Center for Advanced BioEnergy Research, University of Illinois at Urbana-Champaign

Friday, August 1, 2008

Deleting ethanol from U.S. fuel production systems would hard consumers

Times-Republican (Iowa)
COMMSTOCK REPORT
By DAVID KRUSE
POSTED: July 28, 2008

With so much public focus being put on oil and gasoline prices, it's difficult to imagine EPA doing anything that would send pump prices higher, potentially sharply higher. While many impacted by corn prices are "whining" as Phil Gramm puts it, the ethanol industry has become a large enough part of the U.S. fuel production system that deleting it now would have an unequivocally worse impact on consumers from raising pump prices than it has had in raising food costs.

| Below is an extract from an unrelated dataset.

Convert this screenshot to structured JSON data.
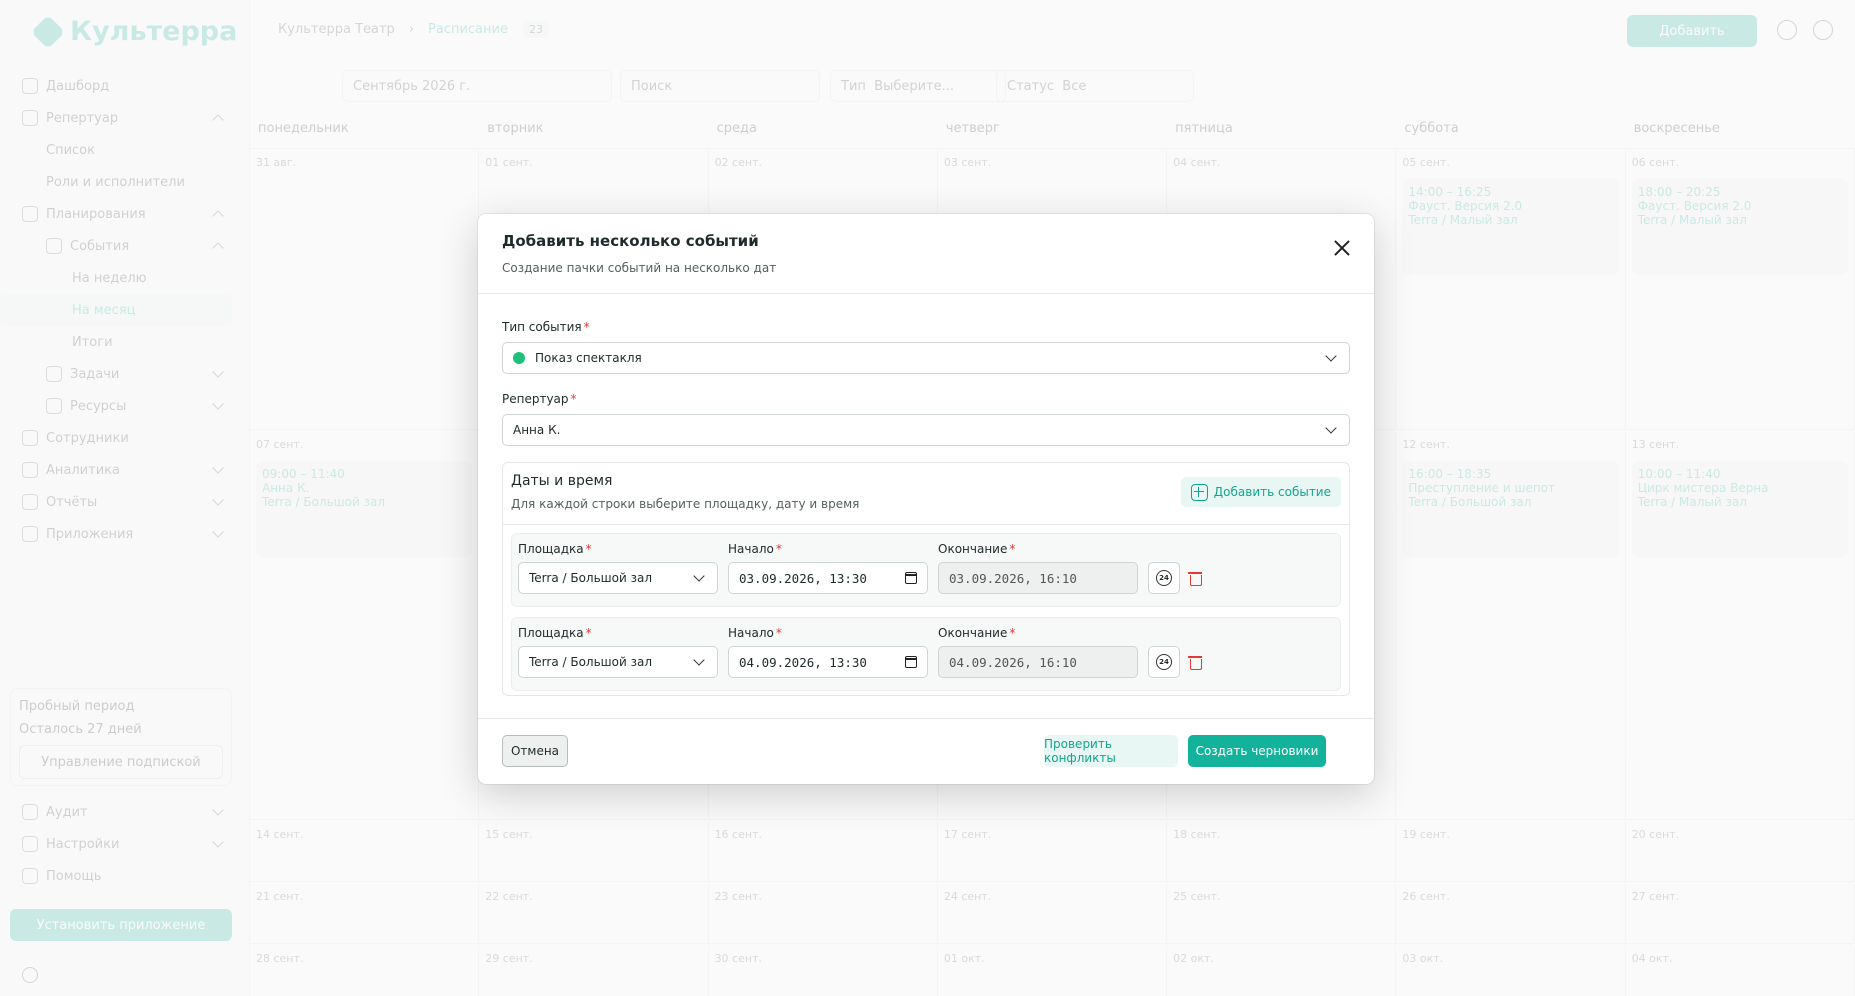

No matter how much oil there is, there is a finite capacity in the U.S. to refine petroleum. The failure to build new petroleum refineries in the U.S. limits the U.S. ability to grow gasoline or distillate production to meet demand. While it's little talked about, ethanol made a significant contribution to U.S. refinery capacity. Albeit, ethanol plants refine corn into ethanol, the concept and result is the same.

Ethanol plants are refineries. They were a welcome expansion to U.S. refinery capacity. They are strategically located away from the Gulf where U.S. petroleum refineries are concentrated. That makes them less vulnerable to Gulf hurricanes, a strategic benefit. Ethanol production has added enough to U.S. motor fuel supply to have a significant impact on prices from boosting aggregate motor fuel production.